My engineer was removed sdg, so the state changed to suspended.

1631766428085.jpeg

And since the removal make disk name change from sdg to sdh, I tried to make sdc online by invoking 'zpool clear vmdata sdc'. The pool state is changed to DEGRADED, sdc state changed to online, but the rest of them changed to DEGRADED.

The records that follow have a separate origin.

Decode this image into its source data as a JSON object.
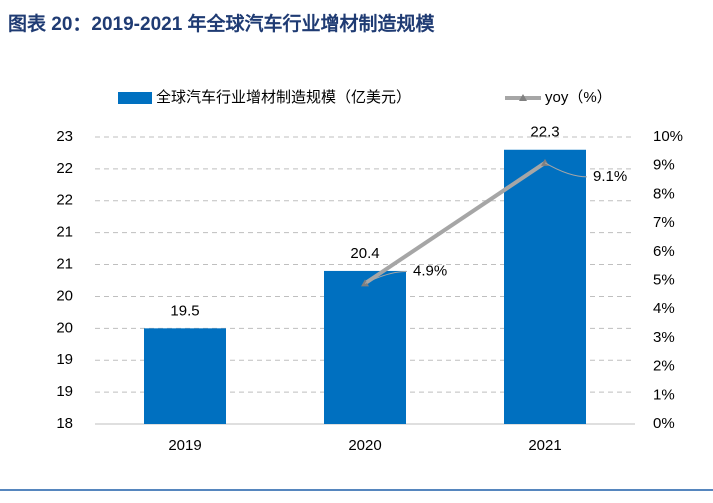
{
  "chart_data": {
    "type": "bar",
    "title": "图表 20：2019-2021 年全球汽车行业增材制造规模",
    "categories": [
      "2019",
      "2020",
      "2021"
    ],
    "series": [
      {
        "name": "全球汽车行业增材制造规模（亿美元）",
        "type": "bar",
        "color": "#0070c0",
        "values": [
          19.5,
          20.4,
          22.3
        ]
      },
      {
        "name": "yoy（%）",
        "type": "line",
        "axis": "y2",
        "color": "#a6a6a6",
        "values": [
          null,
          4.9,
          9.1
        ],
        "value_labels": [
          null,
          "4.9%",
          "9.1%"
        ]
      }
    ],
    "ylim": [
      18,
      22.5
    ],
    "yticks": [
      18,
      {
        "value": 18.5,
        "label": "19"
      },
      19,
      {
        "value": 19.5,
        "label": "20"
      },
      20,
      {
        "value": 20.5,
        "label": "21"
      },
      21,
      {
        "value": 21.5,
        "label": "22"
      },
      22,
      {
        "value": 22.5,
        "label": "23"
      }
    ],
    "y2lim": [
      0,
      10
    ],
    "y2ticks": [
      {
        "value": 0,
        "label": "0%"
      },
      {
        "value": 1,
        "label": "1%"
      },
      {
        "value": 2,
        "label": "2%"
      },
      {
        "value": 3,
        "label": "3%"
      },
      {
        "value": 4,
        "label": "4%"
      },
      {
        "value": 5,
        "label": "5%"
      },
      {
        "value": 6,
        "label": "6%"
      },
      {
        "value": 7,
        "label": "7%"
      },
      {
        "value": 8,
        "label": "8%"
      },
      {
        "value": 9,
        "label": "9%"
      },
      {
        "value": 10,
        "label": "10%"
      }
    ],
    "grid": true,
    "legend": "top"
  }
}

Screen Shot 2021-09-16 at 11.31.17.png

My question is, since the zfs status is on resilvering progress, is it possible to make in HEALTHY again?

Thanks.
 
A radiz1 can handle one failed drive (sdc) but it appears that another drive (sdg) was removed. It cannot recover from two non-working drives: sdc failed and the original sdg is now missing (replaced with an empty drive). Maybe putting the original sdg drive back in can help recover some of the data? I fear that this pool is broken and you'll need to restore from your backups, sorry.
 
A radiz1 can handle one failed drive (sdc) but it appears that another drive (sdg) was removed. It cannot recover from two non-working drives: sdc failed and the original sdg is now missing (replaced with an empty drive). Maybe putting the original sdg drive back in can help recover some of the data? I fear that this pool is broken and you'll need to restore from your backups, sorry.
So it's mean, with zfs scrub there's still no possibilities to bring the data back, isn't it?
 
So it's mean, with zfs scrub there's still no possibilities to bring the data back, isn't it?
Yes, you basically got more failed drives the pool can handle. Maybe for the future it would make sense to...
1.) use a raidz2 if you got 6 disks, so it can handle another failing disk (and should be less overhead because you can use a blocksize of 16K instead of 32K. If you are limited to max 16K blocksize anyway, because of 16K SQL queries, both raidz1 and raidz2 allow you only to effectivly use 4 of 6 drives, because with raidz1 you would loose one drive to parity and one drive due to padding overhead. With raidz2 you loose 2 drives to parity but you don't get padding overhead with the same blocksize)
2.) use "/dev/disk/by-id/proto-vendor_model_serial" instead of "/dev/sdX" when creating the pool so you can work with unique ID and disks wouldn't switch names. And because the serial of the drive is in the disks path you can easily verify that you got the right drive before physically removing it.
 
Last edited:
Thanks for your feedback @Dunuin.

Related to this incident, the ZFS disk or pool is confirmed broken, but... I still able to see the partition from grub rescue, the partition from ls (hd0,1) is contain the data. Is it still possible to recover and export it to external harddrive or something?
Screen Shot 2021-09-20 at 19.19.25.png

I tried export using snapshot method with NFS or shared storage, it's error.
2021-09-20 19.23.43.jpg
I also tried this method, but no luck

Code:
mount -o loop,offset=32256,ro /dev/vmdata/vm-301-disk-0 /mnt/vmid301
mount: /mnt/vmid301: wrong fs type, bad option, bad superblock on /dev/loop0, missing codepage or helper program, or other error.

Is there still any possibilities to get the data?
Any advice and feedback are appreciated.